2025年8月期通期の決算を発表し、2025期売上高2567.1億円、営業利益154.99億円と力強い成長を証明。
マレーシアに100%子会社を設立し、海外市場での事業拡大を加速させる戦略を発表。
代表者プロフィール
安心して投資できる?
財務・透明性・株主構成・リスクを点検
財務は安全?
※ 有利子負債・純資産はいずれも2Q FY2026/8末時点
財務健全性は極めて高く、実質無借金経営を継続しており、自己資本比率は65.0%という盤石な水準を維持しています。潤沢な手元資金を背景に、強固な経営基盤を構築している点が同社の大きな強みです。安定した財務状態が、将来の出店や海外事業への積極的な投資を支える源泉となっています。 【2Q 2026/08期】総資産1935億円、純資産1265億円、自己資本比率57.4%、有利子負債60億円。
お金の流れは?
| 会計期 | 営業CF | 投資CF | 財務CF | FCF |
|---|---|---|---|---|
| 2016/08期 | 138億円 | ▲47.9億円 | ▲52.0億円 | 89.8億円 |
| 2017/08期 | 135億円 | ▲51.5億円 | ▲21.1億円 | 83.1億円 |
| 2018/08期 | 103億円 | ▲80.2億円 | ▲17.7億円 | 23.0億円 |
| 2019/08期 | 147億円 | ▲60.2億円 | ▲18.5億円 | 86.9億円 |
| 2020/08期 | 5.3億円 | ▲59.2億円 | 42.4億円 | ▲53.9億円 |
| 2021/08期 | 122億円 | ▲110億円 | 74.3億円 | 11.4億円 |
| 2022/08期 | 218億円 | ▲24.6億円 | ▲165億円 | 194億円 |
| 2023/08期 | 208億円 | ▲59.1億円 | ▲81.6億円 | 149億円 |
| 2024/08期 | 241億円 | ▲88.7億円 | ▲148億円 | 153億円 |
| 2025/08期 | 263億円 | ▲187億円 | ▲101億円 | 75.4億円 |
営業キャッシュフローは、レストラン運営による安定したキャッシュ創出力により毎期200億円を超える強力な水準を維持しています。投資キャッシュフローは、積極的な店舗出店や設備投資に伴い2025/03期には約187億円と増大傾向にあります。財務面では借入金の返済を優先しており、営業活動で得た資金を成長投資に充てる好循環が形成されています。
株主リターン・投資成果
リターン・配当・市場データを確認
配当・優待はもらえる?
| 期 | 1株配当 | 配当性向 |
|---|---|---|
| 2016/08期 | 18円 | 16.6% |
| 2017/08期 | 18円 | 11.9% |
| 2018/08期 | 18円 | 17.5% |
| 2019/08期 | 18円 | 17.7% |
| 2020/08期 | 18円 | - |
| 2021/08期 | 18円 | 49.6% |
| 2022/08期 | 18円 | 15.5% |
| 2023/08期 | 18円 | 17.0% |
| 2024/08期 | 25円 | 15.0% |
| 2025/08期 | 30円 | 13.2% |
2023年8月権利分をもって優待制度を廃止しており、現在は実施されていません。
サイゼリヤは、成長投資を優先しつつ安定的な利益還元を配当方針として掲げています。

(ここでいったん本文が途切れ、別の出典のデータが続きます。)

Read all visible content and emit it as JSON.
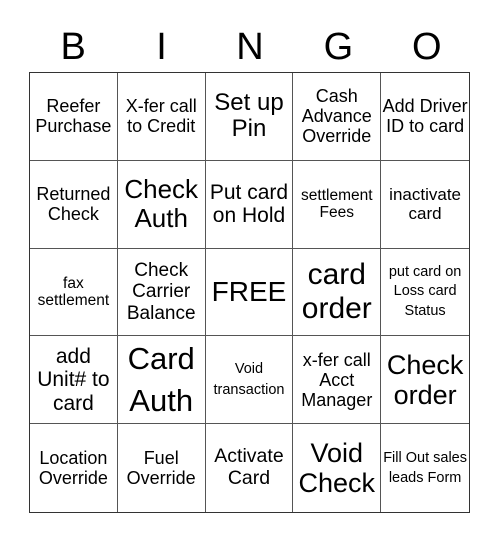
{
  "header": {
    "letters": [
      "B",
      "I",
      "N",
      "G",
      "O"
    ]
  },
  "cells": [
    [
      "Reefer Purchase",
      "X-fer call to Credit",
      "Set up Pin",
      "Cash Advance Override",
      "Add Driver ID to card"
    ],
    [
      "Returned Check",
      "Check Auth",
      "Put card on Hold",
      "settlement Fees",
      "inactivate card"
    ],
    [
      "fax settlement",
      "Check Carrier Balance",
      "FREE",
      "card order",
      "put card on Loss card Status"
    ],
    [
      "add Unit# to card",
      "Card Auth",
      "Void transaction",
      "x-fer call Acct Manager",
      "Check order"
    ],
    [
      "Location Override",
      "Fuel Override",
      "Activate Card",
      "Void Check",
      "Fill Out sales leads Form"
    ]
  ]
}
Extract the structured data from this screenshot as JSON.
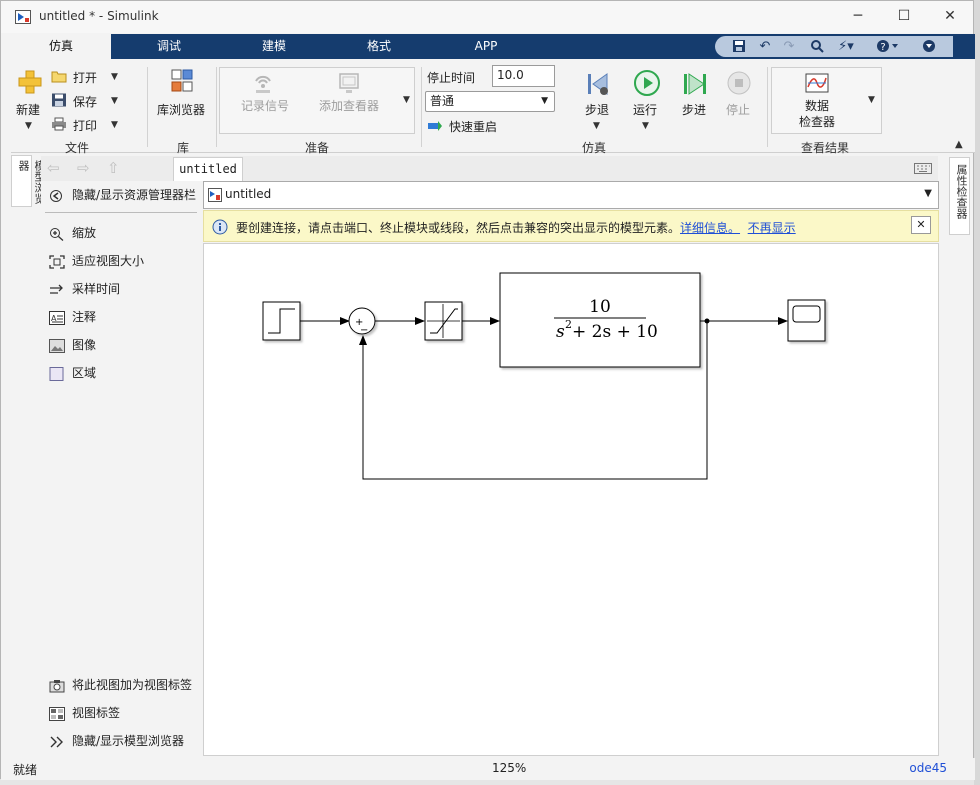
{
  "window": {
    "title": "untitled * - Simulink",
    "min_label": "─",
    "max_label": "☐",
    "close_label": "✕"
  },
  "tabs": [
    "仿真",
    "调试",
    "建模",
    "格式",
    "APP"
  ],
  "qat_icons": [
    "save-icon",
    "undo-icon",
    "redo-icon",
    "search-icon",
    "shortcut-icon",
    "help-icon",
    "collapse-icon"
  ],
  "ribbon": {
    "file": {
      "new_label": "新建",
      "open_label": "打开",
      "save_label": "保存",
      "print_label": "打印",
      "group_label": "文件"
    },
    "library": {
      "browser_label": "库浏览器",
      "group_label": "库"
    },
    "prepare": {
      "log_signals_label": "记录信号",
      "add_viewer_label": "添加查看器",
      "group_label": "准备"
    },
    "simulate": {
      "stop_time_label": "停止时间",
      "stop_time_value": "10.0",
      "mode_value": "普通",
      "fast_restart_label": "快速重启",
      "step_back_label": "步退",
      "run_label": "运行",
      "step_forward_label": "步进",
      "stop_label": "停止",
      "group_label": "仿真"
    },
    "results": {
      "inspector_line1": "数据",
      "inspector_line2": "检查器",
      "group_label": "查看结果"
    }
  },
  "side_left_label": "模型浏览器",
  "side_right_label": "属性检查器",
  "breadcrumb_tab": "untitled",
  "panel": {
    "toggle_explorer": "隐藏/显示资源管理器栏",
    "items": [
      "缩放",
      "适应视图大小",
      "采样时间",
      "注释",
      "图像",
      "区域"
    ],
    "bottom_items": [
      "将此视图加为视图标签",
      "视图标签",
      "隐藏/显示模型浏览器"
    ]
  },
  "address": {
    "model_name": "untitled"
  },
  "info_bar": {
    "message": "要创建连接，请点击端口、终止模块或线段，然后点击兼容的突出显示的模型元素。",
    "more_link": "详细信息。",
    "dismiss_link": "不再显示"
  },
  "diagram": {
    "tf_numerator": "10",
    "tf_denominator_s": "s",
    "tf_denominator_exp": "2",
    "tf_denominator_rest": " + 2s + 10",
    "sum_plus": "+",
    "sum_minus": "−"
  },
  "status": {
    "left": "就绪",
    "zoom": "125%",
    "solver": "ode45"
  },
  "colors": {
    "tab_bar": "#153c6e",
    "info_bg": "#fbf8c8",
    "link": "#1f4fd6",
    "run_green": "#2fa84f"
  }
}
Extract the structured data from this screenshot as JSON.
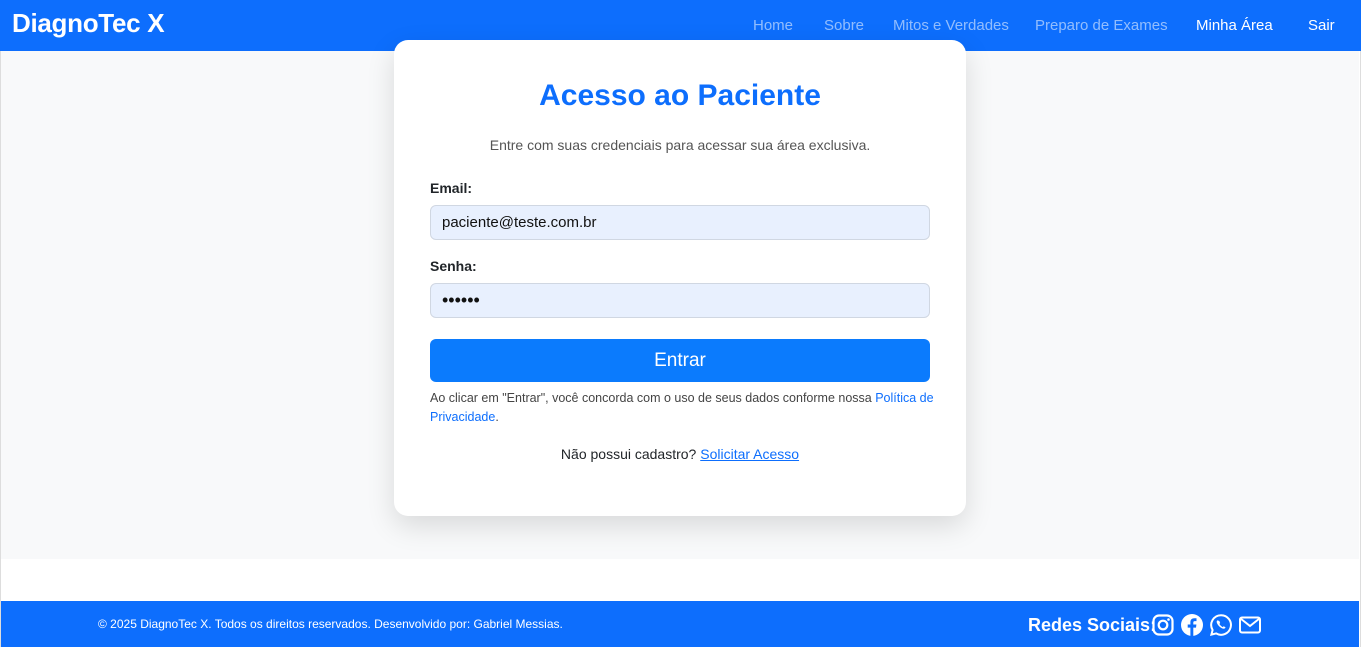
{
  "brand": "DiagnoTec X",
  "nav": {
    "home": "Home",
    "about": "Sobre",
    "myths": "Mitos e Verdades",
    "prep": "Preparo de Exames",
    "area": "Minha Área",
    "logout": "Sair"
  },
  "login": {
    "title": "Acesso ao Paciente",
    "subtitle": "Entre com suas credenciais para acessar sua área exclusiva.",
    "email_label": "Email:",
    "email_value": "paciente@teste.com.br",
    "password_label": "Senha:",
    "password_value": "••••••",
    "submit": "Entrar",
    "terms_text": "Ao clicar em \"Entrar\", você concorda com o uso de seus dados conforme nossa ",
    "privacy_link": "Política de Privacidade",
    "terms_end": ".",
    "signup_text": "Não possui cadastro? ",
    "signup_link": "Solicitar Acesso"
  },
  "footer": {
    "copyright": "© 2025 DiagnoTec X. Todos os direitos reservados. Desenvolvido por: Gabriel Messias.",
    "social_label": "Redes Sociais:",
    "icons": [
      "instagram-icon",
      "facebook-icon",
      "whatsapp-icon",
      "email-icon"
    ]
  },
  "colors": {
    "primary": "#0d6efd",
    "button": "#0b7bfd",
    "input_bg": "#e8f0fe",
    "page_bg": "#f8f9fa"
  }
}
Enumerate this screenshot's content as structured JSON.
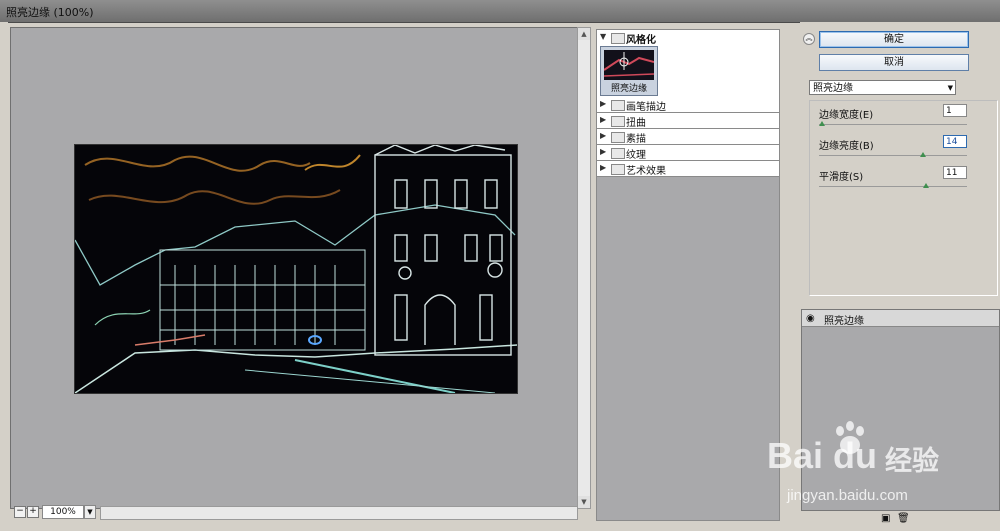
{
  "window": {
    "title": "照亮边缘 (100%)"
  },
  "preview": {
    "zoom": "100%",
    "zoom_out_icon": "minus-icon",
    "zoom_in_icon": "plus-icon"
  },
  "gallery": {
    "expanded_category": {
      "label": "风格化",
      "thumbnail_label": "照亮边缘"
    },
    "categories": [
      {
        "label": "画笔描边"
      },
      {
        "label": "扭曲"
      },
      {
        "label": "素描"
      },
      {
        "label": "纹理"
      },
      {
        "label": "艺术效果"
      }
    ]
  },
  "settings": {
    "ok_label": "确定",
    "cancel_label": "取消",
    "filter_select": "照亮边缘",
    "params": [
      {
        "label": "边缘宽度(E)",
        "value": "1",
        "level": 0.02
      },
      {
        "label": "边缘亮度(B)",
        "value": "14",
        "level": 0.7
      },
      {
        "label": "平滑度(S)",
        "value": "11",
        "level": 0.72
      }
    ]
  },
  "layers": {
    "items": [
      {
        "label": "照亮边缘"
      }
    ]
  },
  "watermark": {
    "logo": "Bai du",
    "cn": "经验",
    "url": "jingyan.baidu.com"
  },
  "colors": {
    "accent": "#2d6ab0",
    "preview_bg": "#a9a9ab",
    "slider_thumb": "#3f8f4f"
  }
}
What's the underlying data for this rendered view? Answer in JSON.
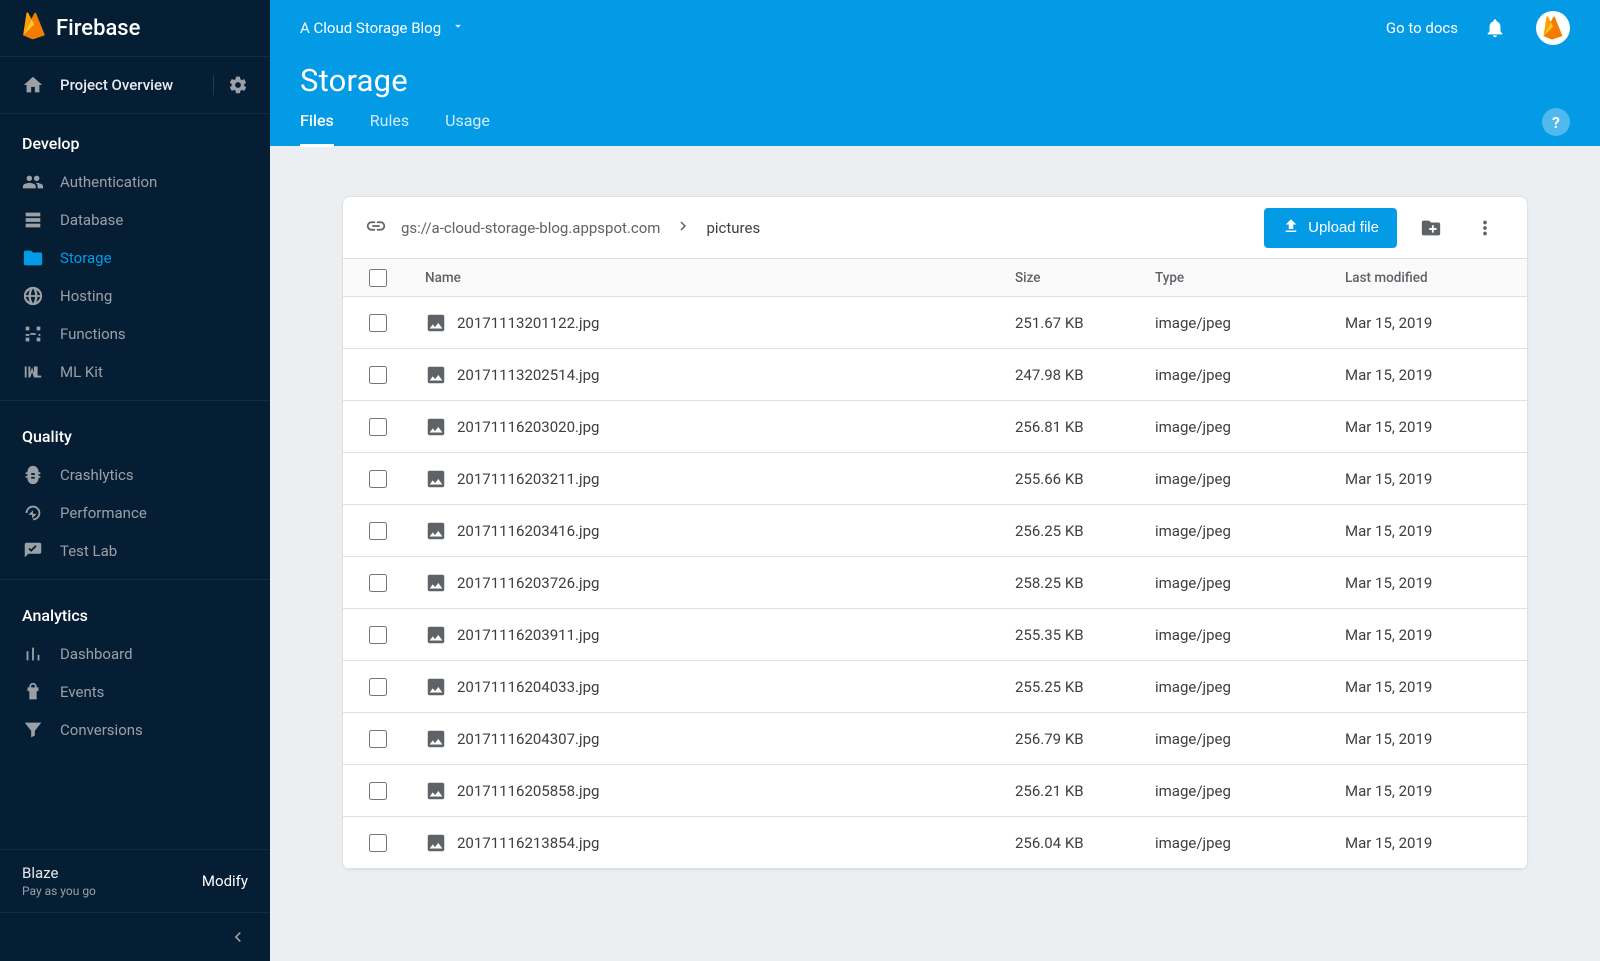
{
  "brand": "Firebase",
  "overview_label": "Project Overview",
  "sidebar": {
    "sections": [
      {
        "title": "Develop",
        "items": [
          {
            "label": "Authentication",
            "icon": "people"
          },
          {
            "label": "Database",
            "icon": "database"
          },
          {
            "label": "Storage",
            "icon": "folder",
            "active": true
          },
          {
            "label": "Hosting",
            "icon": "globe"
          },
          {
            "label": "Functions",
            "icon": "functions"
          },
          {
            "label": "ML Kit",
            "icon": "ml"
          }
        ]
      },
      {
        "title": "Quality",
        "items": [
          {
            "label": "Crashlytics",
            "icon": "crash"
          },
          {
            "label": "Performance",
            "icon": "perf"
          },
          {
            "label": "Test Lab",
            "icon": "testlab"
          }
        ]
      },
      {
        "title": "Analytics",
        "items": [
          {
            "label": "Dashboard",
            "icon": "dashboard"
          },
          {
            "label": "Events",
            "icon": "events"
          },
          {
            "label": "Conversions",
            "icon": "conversions"
          }
        ]
      }
    ],
    "plan": {
      "name": "Blaze",
      "sub": "Pay as you go",
      "modify": "Modify"
    }
  },
  "header": {
    "project": "A Cloud Storage Blog",
    "docs": "Go to docs",
    "page_title": "Storage",
    "tabs": [
      "Files",
      "Rules",
      "Usage"
    ],
    "active_tab": 0
  },
  "storage": {
    "link_prefix": "gs://a-cloud-storage-blog.appspot.com",
    "crumb": "pictures",
    "upload_label": "Upload file",
    "columns": {
      "name": "Name",
      "size": "Size",
      "type": "Type",
      "modified": "Last modified"
    },
    "files": [
      {
        "name": "20171113201122.jpg",
        "size": "251.67 KB",
        "type": "image/jpeg",
        "modified": "Mar 15, 2019"
      },
      {
        "name": "20171113202514.jpg",
        "size": "247.98 KB",
        "type": "image/jpeg",
        "modified": "Mar 15, 2019"
      },
      {
        "name": "20171116203020.jpg",
        "size": "256.81 KB",
        "type": "image/jpeg",
        "modified": "Mar 15, 2019"
      },
      {
        "name": "20171116203211.jpg",
        "size": "255.66 KB",
        "type": "image/jpeg",
        "modified": "Mar 15, 2019"
      },
      {
        "name": "20171116203416.jpg",
        "size": "256.25 KB",
        "type": "image/jpeg",
        "modified": "Mar 15, 2019"
      },
      {
        "name": "20171116203726.jpg",
        "size": "258.25 KB",
        "type": "image/jpeg",
        "modified": "Mar 15, 2019"
      },
      {
        "name": "20171116203911.jpg",
        "size": "255.35 KB",
        "type": "image/jpeg",
        "modified": "Mar 15, 2019"
      },
      {
        "name": "20171116204033.jpg",
        "size": "255.25 KB",
        "type": "image/jpeg",
        "modified": "Mar 15, 2019"
      },
      {
        "name": "20171116204307.jpg",
        "size": "256.79 KB",
        "type": "image/jpeg",
        "modified": "Mar 15, 2019"
      },
      {
        "name": "20171116205858.jpg",
        "size": "256.21 KB",
        "type": "image/jpeg",
        "modified": "Mar 15, 2019"
      },
      {
        "name": "20171116213854.jpg",
        "size": "256.04 KB",
        "type": "image/jpeg",
        "modified": "Mar 15, 2019"
      }
    ]
  }
}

業績の拡大に合わせて一株あたり配当金を18円から30円へと引き上げるなど、株主還元を徐々に強化しています。配当性向は低水準を維持していますが、これは内部留保を今後の店舗展開や海外進出に充てる戦略的な姿勢を示しています。
株の売買状況と今後の予定
サイゼリヤの株価指標は、PER・PBRともに業界平均をやや上回っており、市場からの成長期待が高いことがうかがえます。一方で配当利回りは平均より低く、株主還元よりも事業投資を優先する方針が見て取れます。信用倍率は7.20倍と高めで、信用買い残が積み上がっている状態のため、将来的な需給の悪化には注意が必要です。今後の決算発表で、市場の高い期待に応えられるかが焦点となります。
税金はいくら払ってる?
| 期 | 税引前利益 | 法人税等 | 実効税率 |
|---|---|---|---|
| 2016/08期 | 91.3億円 | 36.3億円 | 39.7% |
| 2017/08期 | 119億円 | 43.9億円 | 36.9% |
| 2018/08期 | 89.0億円 | 38.2億円 | 43.0% |
| 2019/08期 | 97.3億円 | 47.5億円 | 48.8% |
| 2020/08期 | -20.9億円 | 0円 | - |
| 2021/08期 | 34.5億円 | 16.9億円 | 48.9% |
| 2022/08期 | 108億円 | 51.1億円 | 47.5% |
| 2023/08期 | 79.5億円 | 27.9億円 | 35.2% |
| 2024/08期 | 156億円 | 74.4億円 | 47.7% |
| 2025/08期 | 158億円 | 46.4億円 | 29.4% |
法人税等の実効税率は、過去数年間で海外事業の赤字影響や繰延税金資産の取り崩しなどにより変動が見られます。2025/03期には約29.4%と適正水準に近づいており、業績の安定化に伴い税負担も落ち着きを見せています。今後の予想値においても、現地の税制や損益状況を反映し30%台半ばでの推移を見込んでいます。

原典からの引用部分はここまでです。